In this case it does not appear necessary to rely on the showing of the affidavit because the compounds compared do not bear a close structural similarity. While we agree with the board that the compounds of Boehme et al. are so closely related to the compounds of the claims in Part I as to be obvious, we cannot agree that the aromatic compounds of Metivier are sufficiently similar in structure to those of Boehme et al. to suggest a pesticidal use. There is nothing in the record to indicate that alkyl and aryl groups are interchangeable in this art. Boehme et al. shows no uses whatsoever.
The solicitor suggests that the claimed "corresponding aliphatic sulfone would have fewer carbon and hydrogen atoms" than the aromatic sulfones of Metivier and would therefore be obvious to one skilled in the art. The examiner never rejected the compounds on the Metivier patent, but apparently recognized that the aliphatic compounds of the present invention were unobvious in view of Metivier. Rather, the examiner appears to have relied on Metivier to provide the suggestion of pesticidal use.
We are of the opinion that appellants have invented a new use for a known compound (or at least a group of compounds including known compounds). In claim 21 this new use has been properly claimed as a process under 35 U.S.C. § 100(b). Appellants were the first to use the compounds of Boehme et al. as pesticides. We do not feel that such a use would be obvious, to one having ordinary skill in the art, from the teaching of Metivier because of the differences between the respective compounds. The mere fact that the aliphatic sulfones of appellants have fewer carbons and hydrogens than the sulfones of Metivier which have a ring structure does not suggest that these compounds would have similar utility. There is a considerable degree of unpredictability in the pesticide art. In re Schechter, 205 F.2d 185, 40 CCPA 1009. One skilled in the art would not know, it seems to us, that the claimed aliphatic sulfones would be useful as pesticides from the disclosure of Metivier. Since there are no suggested uses in Boehme et al., we are of the opinion that the claimed process of protecting materials from pests is not obvious.
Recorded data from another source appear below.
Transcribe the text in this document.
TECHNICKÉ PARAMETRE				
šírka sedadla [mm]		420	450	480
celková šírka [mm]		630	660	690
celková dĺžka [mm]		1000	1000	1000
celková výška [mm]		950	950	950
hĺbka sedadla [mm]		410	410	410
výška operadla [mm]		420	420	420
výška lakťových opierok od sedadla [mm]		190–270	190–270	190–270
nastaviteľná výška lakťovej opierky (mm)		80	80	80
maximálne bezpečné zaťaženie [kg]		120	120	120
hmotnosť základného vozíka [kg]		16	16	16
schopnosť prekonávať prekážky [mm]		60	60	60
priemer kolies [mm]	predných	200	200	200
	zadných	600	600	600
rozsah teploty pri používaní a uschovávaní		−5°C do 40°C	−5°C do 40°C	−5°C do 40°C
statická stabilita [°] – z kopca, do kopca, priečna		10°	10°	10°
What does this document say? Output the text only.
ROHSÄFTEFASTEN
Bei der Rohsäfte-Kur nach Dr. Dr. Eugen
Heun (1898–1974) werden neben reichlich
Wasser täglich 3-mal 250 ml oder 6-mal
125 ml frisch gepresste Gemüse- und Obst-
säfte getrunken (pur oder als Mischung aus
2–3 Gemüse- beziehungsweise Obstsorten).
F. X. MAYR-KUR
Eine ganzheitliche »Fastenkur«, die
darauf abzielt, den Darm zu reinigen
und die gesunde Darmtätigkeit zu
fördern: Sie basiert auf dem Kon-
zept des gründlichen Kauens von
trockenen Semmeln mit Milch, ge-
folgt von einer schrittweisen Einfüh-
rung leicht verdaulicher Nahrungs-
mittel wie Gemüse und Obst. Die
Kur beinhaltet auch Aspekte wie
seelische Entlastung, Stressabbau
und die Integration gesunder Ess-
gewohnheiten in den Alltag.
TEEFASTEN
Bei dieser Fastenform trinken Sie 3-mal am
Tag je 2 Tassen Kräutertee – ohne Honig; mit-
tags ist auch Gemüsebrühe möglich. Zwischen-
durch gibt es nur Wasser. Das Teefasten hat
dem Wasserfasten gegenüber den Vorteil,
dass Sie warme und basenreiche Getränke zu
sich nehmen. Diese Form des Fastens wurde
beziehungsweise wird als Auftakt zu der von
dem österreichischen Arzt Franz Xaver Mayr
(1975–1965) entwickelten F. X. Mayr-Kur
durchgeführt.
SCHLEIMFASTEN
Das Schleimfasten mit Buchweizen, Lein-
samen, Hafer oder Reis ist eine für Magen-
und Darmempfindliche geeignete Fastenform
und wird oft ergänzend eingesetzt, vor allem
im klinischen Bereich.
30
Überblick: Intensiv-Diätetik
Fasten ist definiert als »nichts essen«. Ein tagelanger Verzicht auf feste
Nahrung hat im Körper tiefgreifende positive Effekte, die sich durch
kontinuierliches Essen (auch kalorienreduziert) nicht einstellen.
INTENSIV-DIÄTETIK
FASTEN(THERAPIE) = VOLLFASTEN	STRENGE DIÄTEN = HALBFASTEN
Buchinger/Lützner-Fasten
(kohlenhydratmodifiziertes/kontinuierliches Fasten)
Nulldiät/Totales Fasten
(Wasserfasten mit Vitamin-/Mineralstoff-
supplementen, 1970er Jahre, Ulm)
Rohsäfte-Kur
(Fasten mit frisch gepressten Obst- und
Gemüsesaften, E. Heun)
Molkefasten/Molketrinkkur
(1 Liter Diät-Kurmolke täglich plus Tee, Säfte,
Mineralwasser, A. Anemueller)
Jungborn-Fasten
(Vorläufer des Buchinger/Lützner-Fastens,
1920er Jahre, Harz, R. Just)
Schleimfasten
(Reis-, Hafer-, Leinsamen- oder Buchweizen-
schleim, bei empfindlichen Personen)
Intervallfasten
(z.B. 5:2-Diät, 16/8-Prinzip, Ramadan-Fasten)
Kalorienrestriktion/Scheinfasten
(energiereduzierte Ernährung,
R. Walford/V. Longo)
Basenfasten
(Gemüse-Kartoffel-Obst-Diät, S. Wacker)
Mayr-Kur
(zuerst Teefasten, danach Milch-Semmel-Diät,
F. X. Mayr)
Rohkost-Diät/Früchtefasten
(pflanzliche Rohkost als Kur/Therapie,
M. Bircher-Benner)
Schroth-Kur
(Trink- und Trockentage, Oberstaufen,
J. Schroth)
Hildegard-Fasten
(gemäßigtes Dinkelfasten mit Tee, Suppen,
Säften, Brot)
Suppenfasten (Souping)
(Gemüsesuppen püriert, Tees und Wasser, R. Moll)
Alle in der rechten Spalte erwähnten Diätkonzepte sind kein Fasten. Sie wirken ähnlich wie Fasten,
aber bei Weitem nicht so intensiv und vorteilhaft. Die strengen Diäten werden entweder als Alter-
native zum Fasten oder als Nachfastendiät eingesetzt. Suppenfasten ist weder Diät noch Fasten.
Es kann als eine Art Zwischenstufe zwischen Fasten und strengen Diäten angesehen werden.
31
It having been found that the patent to Metivier is too remote in chemical structure to suggest the use of the Boehme et al. compounds as pesticides, the Shumard, Jones et al. and Giolito et al. patents, being even more remote in chemical structure, are not persuasive that such a use is obvious. Moreover, the cumulative effect of the secondary patents does not, it seems to us, provide a greater suggestion of such a use than does Metivier alone.
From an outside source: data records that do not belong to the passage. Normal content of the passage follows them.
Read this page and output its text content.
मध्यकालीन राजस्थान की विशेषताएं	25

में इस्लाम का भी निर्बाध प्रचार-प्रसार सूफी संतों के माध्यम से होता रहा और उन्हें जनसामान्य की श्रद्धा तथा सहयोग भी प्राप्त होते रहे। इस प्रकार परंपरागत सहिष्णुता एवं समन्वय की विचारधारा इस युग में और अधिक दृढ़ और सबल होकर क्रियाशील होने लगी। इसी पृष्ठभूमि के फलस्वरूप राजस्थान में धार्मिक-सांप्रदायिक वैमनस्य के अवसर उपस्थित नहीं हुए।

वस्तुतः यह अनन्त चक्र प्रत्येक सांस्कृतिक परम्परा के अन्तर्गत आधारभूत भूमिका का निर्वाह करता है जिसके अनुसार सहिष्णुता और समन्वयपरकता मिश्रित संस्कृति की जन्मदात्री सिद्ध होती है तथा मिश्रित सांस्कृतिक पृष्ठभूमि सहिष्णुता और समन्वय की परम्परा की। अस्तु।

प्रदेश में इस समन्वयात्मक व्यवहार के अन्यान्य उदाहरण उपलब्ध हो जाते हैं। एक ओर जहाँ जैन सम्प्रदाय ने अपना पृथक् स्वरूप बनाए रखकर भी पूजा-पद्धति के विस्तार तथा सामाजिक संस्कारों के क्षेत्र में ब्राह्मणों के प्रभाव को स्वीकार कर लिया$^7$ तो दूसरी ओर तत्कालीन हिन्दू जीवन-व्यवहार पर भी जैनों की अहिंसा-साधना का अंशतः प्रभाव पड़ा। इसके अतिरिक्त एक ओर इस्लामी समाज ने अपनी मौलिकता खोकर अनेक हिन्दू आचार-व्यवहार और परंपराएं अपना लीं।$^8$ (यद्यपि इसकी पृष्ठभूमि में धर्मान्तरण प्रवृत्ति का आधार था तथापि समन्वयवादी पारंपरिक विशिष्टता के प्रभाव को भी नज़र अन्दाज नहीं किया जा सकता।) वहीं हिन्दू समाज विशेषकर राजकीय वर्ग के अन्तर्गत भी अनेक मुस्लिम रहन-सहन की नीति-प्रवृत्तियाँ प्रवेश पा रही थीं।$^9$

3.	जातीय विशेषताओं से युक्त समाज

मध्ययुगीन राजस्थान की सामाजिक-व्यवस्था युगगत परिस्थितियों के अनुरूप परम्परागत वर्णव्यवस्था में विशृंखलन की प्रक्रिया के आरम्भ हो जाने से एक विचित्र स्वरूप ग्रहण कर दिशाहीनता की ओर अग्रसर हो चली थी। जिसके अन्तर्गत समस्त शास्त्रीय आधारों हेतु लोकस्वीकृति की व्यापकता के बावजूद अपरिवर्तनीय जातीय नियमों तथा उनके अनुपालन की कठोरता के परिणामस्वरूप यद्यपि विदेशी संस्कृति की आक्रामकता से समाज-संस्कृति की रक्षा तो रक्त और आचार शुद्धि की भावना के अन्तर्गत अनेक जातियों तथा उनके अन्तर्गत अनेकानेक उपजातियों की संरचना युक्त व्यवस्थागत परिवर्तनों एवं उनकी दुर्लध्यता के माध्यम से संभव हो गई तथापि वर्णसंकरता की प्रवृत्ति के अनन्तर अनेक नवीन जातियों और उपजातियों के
Claims 22 to 25, 27 and 28 define novel compounds in the process, as contrasted with claim 21 which claims the Boehme et al. compounds in the process. Having found claim 21 patentable, it follows that the remaining process claims are patentable for the same reasons.
For the foregoing reasons, the decision of the Board of Appeals is modified to the extent that the rejection of claims 21 to 25, 27 and 28 is reversed. The rejection of claims 3, 8 to 10, 12, 18 and 26 is affirmed.